Life goes by so fast
You only want to do what you think is right
Close your eyes and it's past
Story of my life.

Social Distortion


I'll do all of us a favor and keep this brief…….

1969

I'm born in March, man walks on the moon in July, Woodstock in August, Ho Chi Minh dies in September, Jack Kerouac dies in October. People everywhere are feeling groovy. Nixon resumes bombing in 'Nam.

1970

I wet myself several times a day.

1971

I stop wetting myself.

1972

My main goal in life is to play as much as possible. (These beginning years are boring. It gets better.)

1973

I start to read and write, much to the credit of my older sister who would make me play "school" with her. She would also pretend she was a nun and beat me if I misbehaved.

1974

I start kindergarten in a Catholic school. At school, I pray daily for candy.

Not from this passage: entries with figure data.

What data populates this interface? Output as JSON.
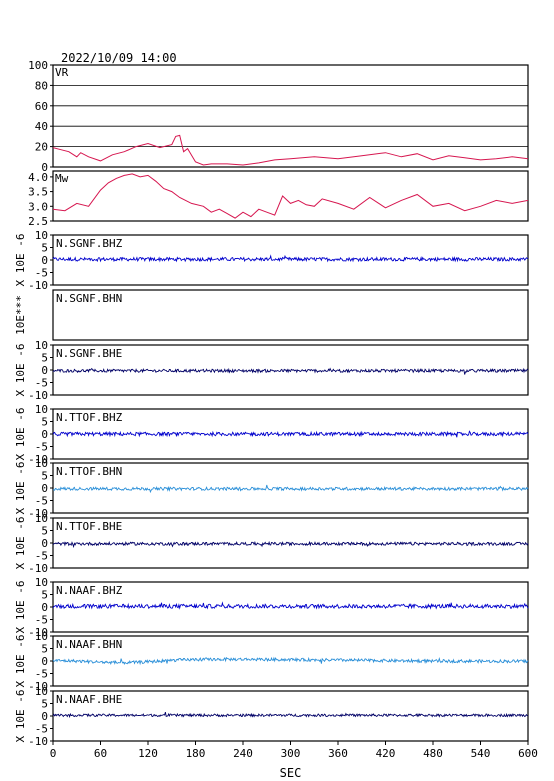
{
  "header": {
    "timestamp": "2022/10/09 14:00"
  },
  "chart_data": [
    {
      "type": "line",
      "panel_label": "VR",
      "ylim": [
        0,
        100
      ],
      "yticks": [
        "100",
        "80",
        "60",
        "40",
        "20",
        "0"
      ],
      "grid": true,
      "color": "#d6164f",
      "x": [
        0,
        10,
        20,
        30,
        35,
        45,
        60,
        75,
        90,
        105,
        120,
        135,
        150,
        155,
        160,
        165,
        170,
        180,
        190,
        200,
        220,
        240,
        260,
        280,
        300,
        330,
        360,
        390,
        420,
        440,
        460,
        480,
        500,
        520,
        540,
        560,
        580,
        600
      ],
      "y": [
        19,
        17,
        15,
        10,
        14,
        10,
        6,
        12,
        15,
        20,
        23,
        19,
        22,
        30,
        31,
        15,
        18,
        5,
        2,
        3,
        3,
        2,
        4,
        7,
        8,
        10,
        8,
        11,
        14,
        10,
        13,
        7,
        11,
        9,
        7,
        8,
        10,
        8
      ]
    },
    {
      "type": "line",
      "panel_label": "Mw",
      "ylim": [
        2.5,
        4.2
      ],
      "yticks": [
        "4.0",
        "3.5",
        "3.0",
        "2.5"
      ],
      "color": "#d6164f",
      "x": [
        0,
        15,
        30,
        45,
        60,
        70,
        80,
        90,
        100,
        110,
        120,
        130,
        140,
        150,
        160,
        175,
        190,
        200,
        210,
        220,
        230,
        240,
        250,
        260,
        270,
        280,
        290,
        300,
        310,
        320,
        330,
        340,
        360,
        380,
        400,
        420,
        440,
        460,
        480,
        500,
        520,
        540,
        560,
        580,
        600
      ],
      "y": [
        2.9,
        2.85,
        3.1,
        3.0,
        3.55,
        3.8,
        3.95,
        4.05,
        4.1,
        4.0,
        4.05,
        3.85,
        3.6,
        3.5,
        3.3,
        3.1,
        3.0,
        2.8,
        2.9,
        2.75,
        2.6,
        2.8,
        2.65,
        2.9,
        2.8,
        2.7,
        3.35,
        3.1,
        3.2,
        3.05,
        3.0,
        3.25,
        3.1,
        2.9,
        3.3,
        2.95,
        3.2,
        3.4,
        3.0,
        3.1,
        2.85,
        3.0,
        3.2,
        3.1,
        3.2
      ]
    },
    {
      "type": "line",
      "station": "N.SGNF.BHZ",
      "unit_label": "X 10E -6",
      "ylim": [
        -10,
        10
      ],
      "yticks": [
        "10",
        "5",
        "0",
        "-5",
        "-10"
      ],
      "color": "#0000cc",
      "amplitude": 0.7,
      "baseline": 0.3
    },
    {
      "type": "line",
      "station": "N.SGNF.BHN",
      "unit_label": "10E***",
      "ylim": [
        -10,
        10
      ],
      "yticks": [],
      "color": "#0000cc",
      "amplitude": 0,
      "baseline": 0,
      "no_data": true
    },
    {
      "type": "line",
      "station": "N.SGNF.BHE",
      "unit_label": "X 10E -6",
      "ylim": [
        -10,
        10
      ],
      "yticks": [
        "10",
        "5",
        "0",
        "-5",
        "-10"
      ],
      "color": "#000066",
      "amplitude": 0.6,
      "baseline": -0.3
    },
    {
      "type": "line",
      "station": "N.TTOF.BHZ",
      "unit_label": "X 10E -6",
      "ylim": [
        -10,
        10
      ],
      "yticks": [
        "10",
        "5",
        "0",
        "-5",
        "-10"
      ],
      "color": "#0000cc",
      "amplitude": 0.7,
      "baseline": 0.0
    },
    {
      "type": "line",
      "station": "N.TTOF.BHN",
      "unit_label": "X 10E -6",
      "ylim": [
        -10,
        10
      ],
      "yticks": [
        "10",
        "5",
        "0",
        "-5",
        "-10"
      ],
      "color": "#2a8fd8",
      "amplitude": 0.6,
      "baseline": -0.3
    },
    {
      "type": "line",
      "station": "N.TTOF.BHE",
      "unit_label": "X 10E -6",
      "ylim": [
        -10,
        10
      ],
      "yticks": [
        "10",
        "5",
        "0",
        "-5",
        "-10"
      ],
      "color": "#000066",
      "amplitude": 0.6,
      "baseline": -0.3
    },
    {
      "type": "line",
      "station": "N.NAAF.BHZ",
      "unit_label": "X 10E -6",
      "ylim": [
        -10,
        10
      ],
      "yticks": [
        "10",
        "5",
        "0",
        "-5",
        "-10"
      ],
      "color": "#0000cc",
      "amplitude": 0.8,
      "baseline": 0.3
    },
    {
      "type": "line",
      "station": "N.NAAF.BHN",
      "unit_label": "X 10E -6",
      "ylim": [
        -10,
        10
      ],
      "yticks": [
        "10",
        "5",
        "0",
        "-5",
        "-10"
      ],
      "color": "#2a8fd8",
      "amplitude": 0.6,
      "baseline": 0.3,
      "drift": true
    },
    {
      "type": "line",
      "station": "N.NAAF.BHE",
      "unit_label": "X 10E -6",
      "ylim": [
        -10,
        10
      ],
      "yticks": [
        "10",
        "5",
        "0",
        "-5",
        "-10"
      ],
      "color": "#000066",
      "amplitude": 0.5,
      "baseline": 0.3
    }
  ],
  "xaxis": {
    "xlim": [
      0,
      600
    ],
    "ticks": [
      "0",
      "60",
      "120",
      "180",
      "240",
      "300",
      "360",
      "420",
      "480",
      "540",
      "600"
    ],
    "label": "SEC"
  }
}
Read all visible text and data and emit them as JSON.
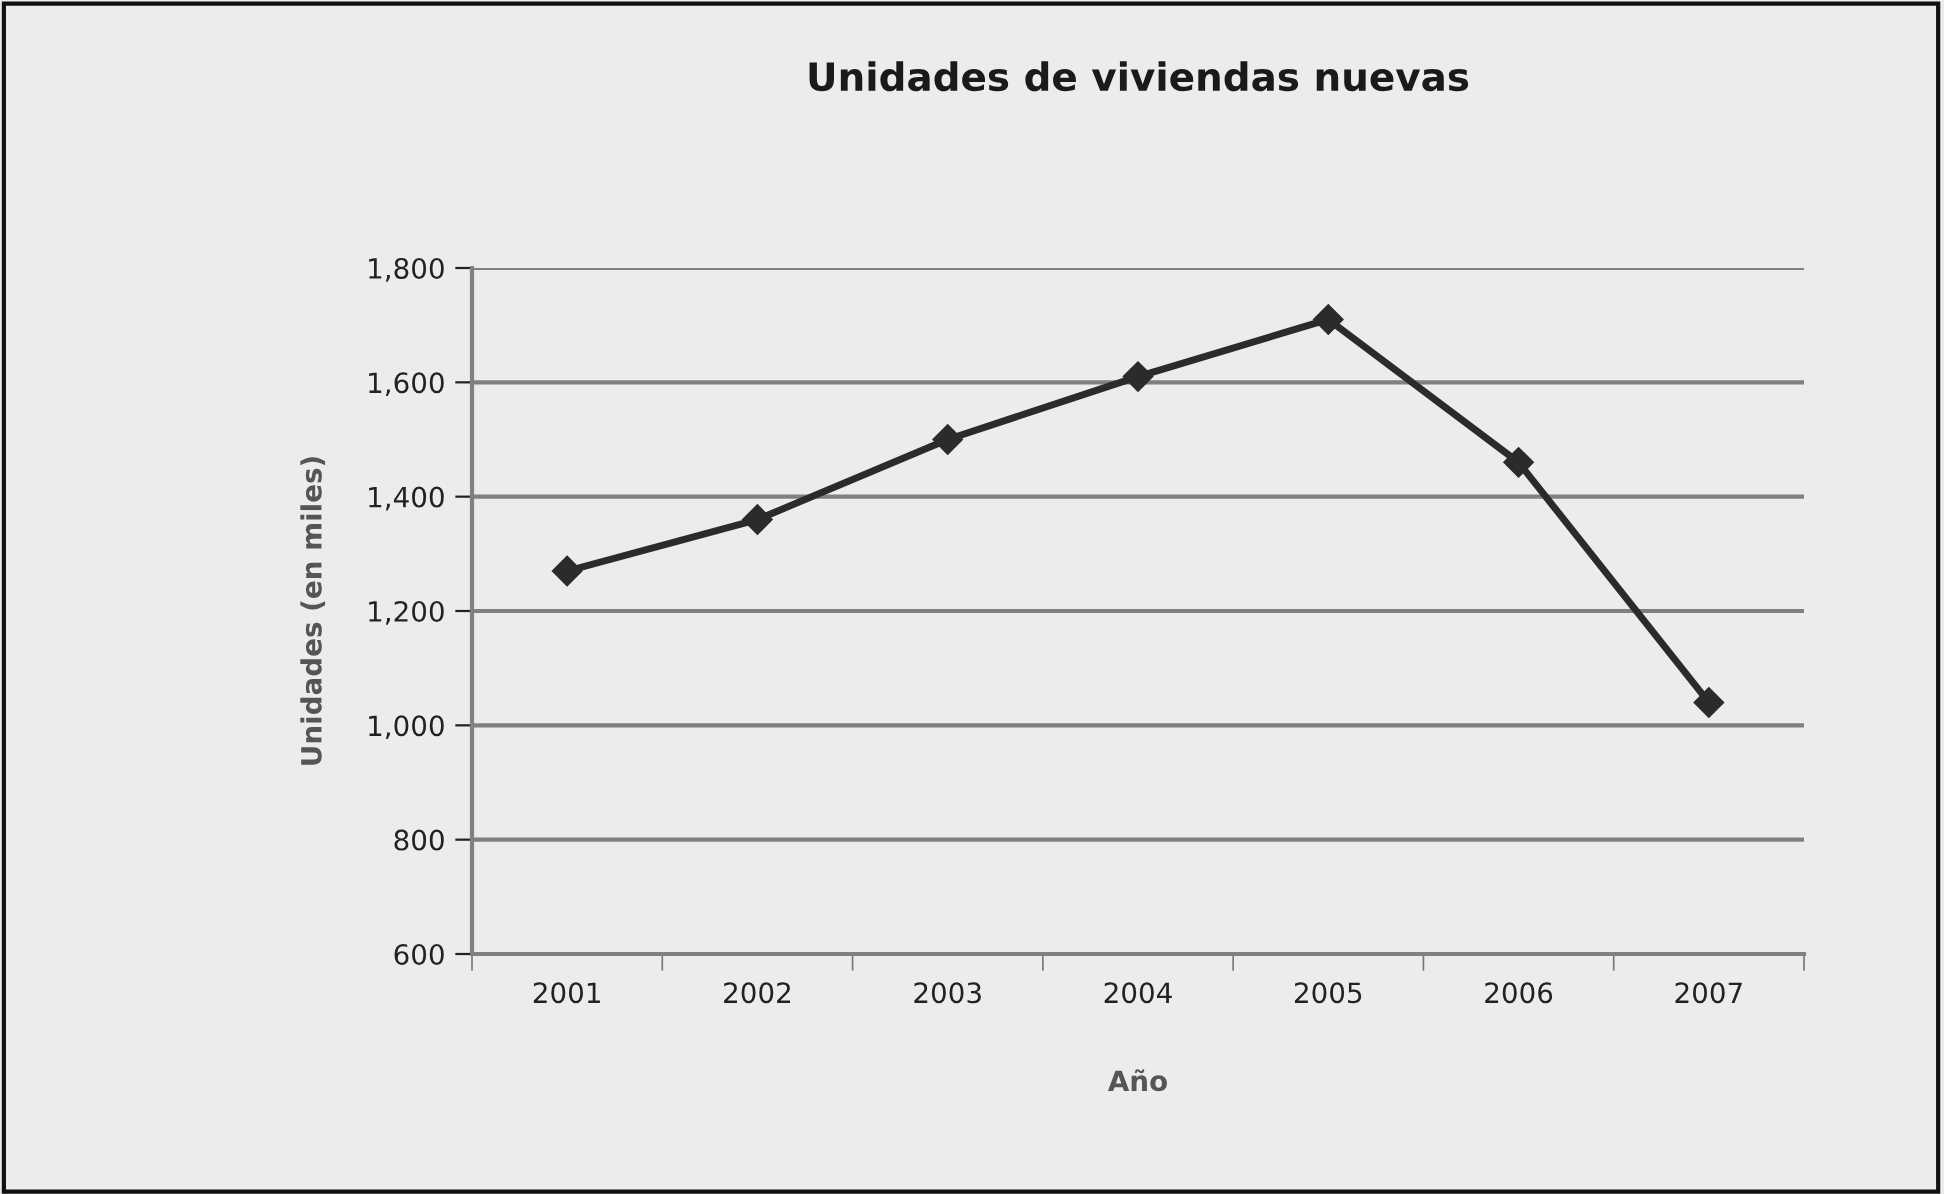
{
  "chart_data": {
    "type": "line",
    "title": "Unidades de viviendas nuevas",
    "xlabel": "Año",
    "ylabel": "Unidades (en miles)",
    "categories": [
      "2001",
      "2002",
      "2003",
      "2004",
      "2005",
      "2006",
      "2007"
    ],
    "series": [
      {
        "color": "#2b2b2b",
        "values": [
          1270,
          1360,
          1500,
          1610,
          1710,
          1460,
          1040
        ]
      }
    ],
    "ylim": [
      600,
      1800
    ],
    "yticks": [
      {
        "value": 600,
        "label": "600"
      },
      {
        "value": 800,
        "label": "800"
      },
      {
        "value": 1000,
        "label": "1,000"
      },
      {
        "value": 1200,
        "label": "1,200"
      },
      {
        "value": 1400,
        "label": "1,400"
      },
      {
        "value": 1600,
        "label": "1,600"
      },
      {
        "value": 1800,
        "label": "1,800"
      }
    ],
    "grid": "y",
    "marker": "diamond",
    "line_style": "solid"
  }
}
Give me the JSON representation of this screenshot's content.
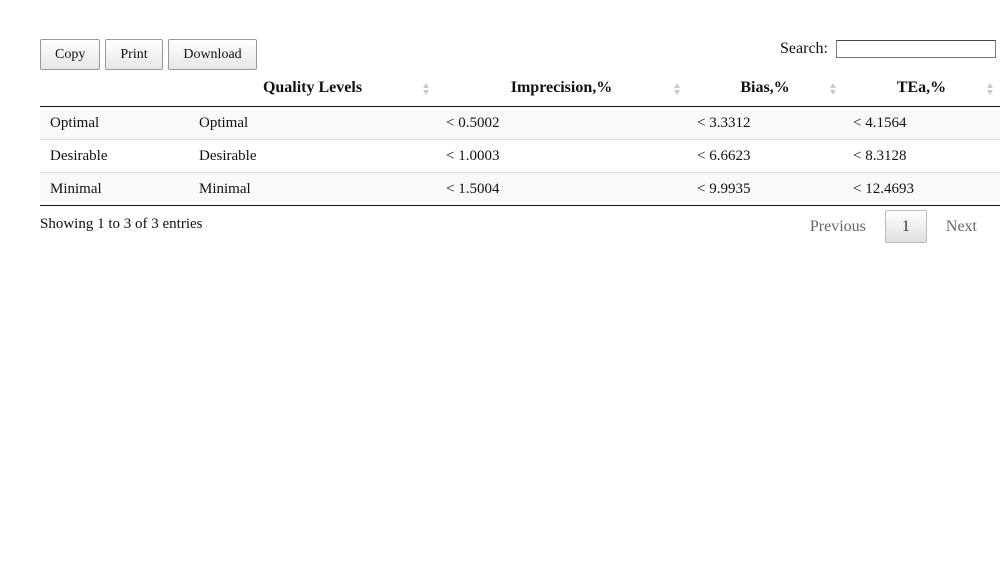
{
  "toolbar": {
    "copy_label": "Copy",
    "print_label": "Print",
    "download_label": "Download"
  },
  "search": {
    "label": "Search:",
    "value": ""
  },
  "table": {
    "columns": [
      "",
      "Quality Levels",
      "Imprecision,%",
      "Bias,%",
      "TEa,%"
    ],
    "rows": [
      [
        "Optimal",
        "Optimal",
        "< 0.5002",
        "< 3.3312",
        "< 4.1564"
      ],
      [
        "Desirable",
        "Desirable",
        "< 1.0003",
        "< 6.6623",
        "< 8.3128"
      ],
      [
        "Minimal",
        "Minimal",
        "< 1.5004",
        "< 9.9935",
        "< 12.4693"
      ]
    ]
  },
  "footer": {
    "info": "Showing 1 to 3 of 3 entries",
    "previous_label": "Previous",
    "page": "1",
    "next_label": "Next"
  },
  "icons": {
    "sort": "sort-both-icon"
  },
  "colors": {
    "sort_icon": "#c9c9c9",
    "row_stripe": "#f9f9f9"
  }
}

Dad becomes one of the youngest Chrysler-Plymouth dealers in the country. Woo-hoo!

1975

Mom and Dad join a country club. Mom puts me in a leisure suit. Dad's makin' some good cash.

1976

My oldest brother graduates high school and goes away to college. I miss him a lot. I grow tired of all the Bicentennial bullshit and am thankful I'll be dead in the year 2076.

1977

I make my First Holy Communion like the good little Catholic boy that I am, I mean, was.

1978

Mom and Dad fight a lot. I notice Dad starts drinking more around the house. My other brother graduates and goes away to college. I miss him, too.

1979

Dad loses the car dealership. I'm still not clear on the reason why. Dad has trouble finding a job. He drinks a lot.

1980

Dad goes from dealership to dealership, job to job, but always eventually gets fired. It's a scary time for me and my older sister. Dad drinks a lot.

1981

Mom and Dad buy a cocktail lounge in suburbia. Dad drinks for free a lot.

1982

Dad drinks a lot. Dad's an alcoholic. NOTE: This site is NOT the trials and tribulations of an adult child of an alcoholic. However, it could very well be the trials and tribulations of an adult child. *wink* *wink*

1983

Dad drinks, Mom cries, they fight a lot. I start high school, at an all boys Catholic school.

1984

My sister graduates high school, but doesn't go away to college, all the time I wish she would go away. Dad still drinks. The cocktail lounge isn't doing too well. It's making money, but drunken Dad spends it as fast as he makes it.

1985

More of the same: drinking, fighting, crying. I'm blowing saxophone in the school jazz band.

1986

Senior year of high school. I meet Diane in December. We fall in love. Dad is still drinking.

1987

I graduate high school. July: Mom and brother #2 have Dad admitted into detox for a month. Extremely tough time for all of us. Dad is finally sober. I start college at a shitty local college.

1988

My grandfather dies. First person that I was really close to to die. Tough time for me. Still dating Diane. We talk of marriage. Dad still sober.

1989

Dad remains sober. I hate college, and am not doing too well in school.

1990

I turn 21 and drink heavily. Still dating Diane.

1991

Diane cheats on me with a 37 year old man who is the manager of the restaurant where she waitresses part-time. I take it hard. She tells me she doesn't love me anymore. We split. Her loss. I graduate college with a BS in accounting (yawn). Now what do I do? I start a job at the local municipality administering delinquent sewage collection--the low point of my life.

1992

 Meet Amy. Fall in love instantly. She sets my heart a-flutter (or something like that). Dad sells the cocktail lounge. Still sober.

1993

Amy displays first signs of being a loving bitch. I overlook it in the name of love. Amy and I speak of marriage. Mom has the 16 year old family dog put to sleep. I wait a month and buy another.

1994

 Still with Amy and delinquent sewage. Talk of matrimony continues.

1995

Same as 1994, pretty much.

1996

In January, I begin graduate coursework towards a master in public management degree at one of the country's top schools (really). We begin to make wedding plans. Amy begins to act psychotic. I call the wedding off. We stay together, and work things out. October comes and we get engaged. Happiness. Happiness? The next day my grandmother has a stroke and dies a month later. Sadness. Yes, sadness.

1997

Amy acts like a spoiled suburban bitch in the planning of the wedding. July brings wedding bells. The honeymoon ends by the end of the year. I receive my masters degree in December.

1998

 I begin the year questioning my decision to marry Amy. She changes beyond belief, for the worst. I get a really cool job. By August, she leaves and files for divorce a week later. I meet Allyssa. We become friends and date after the wife leaves.

1999

The divorce is final in January. I'm still seeing Allyssa. It has been a very difficult past year, and has taken it's toll on me in a lot of different ways. But I'm doing great. Life is good.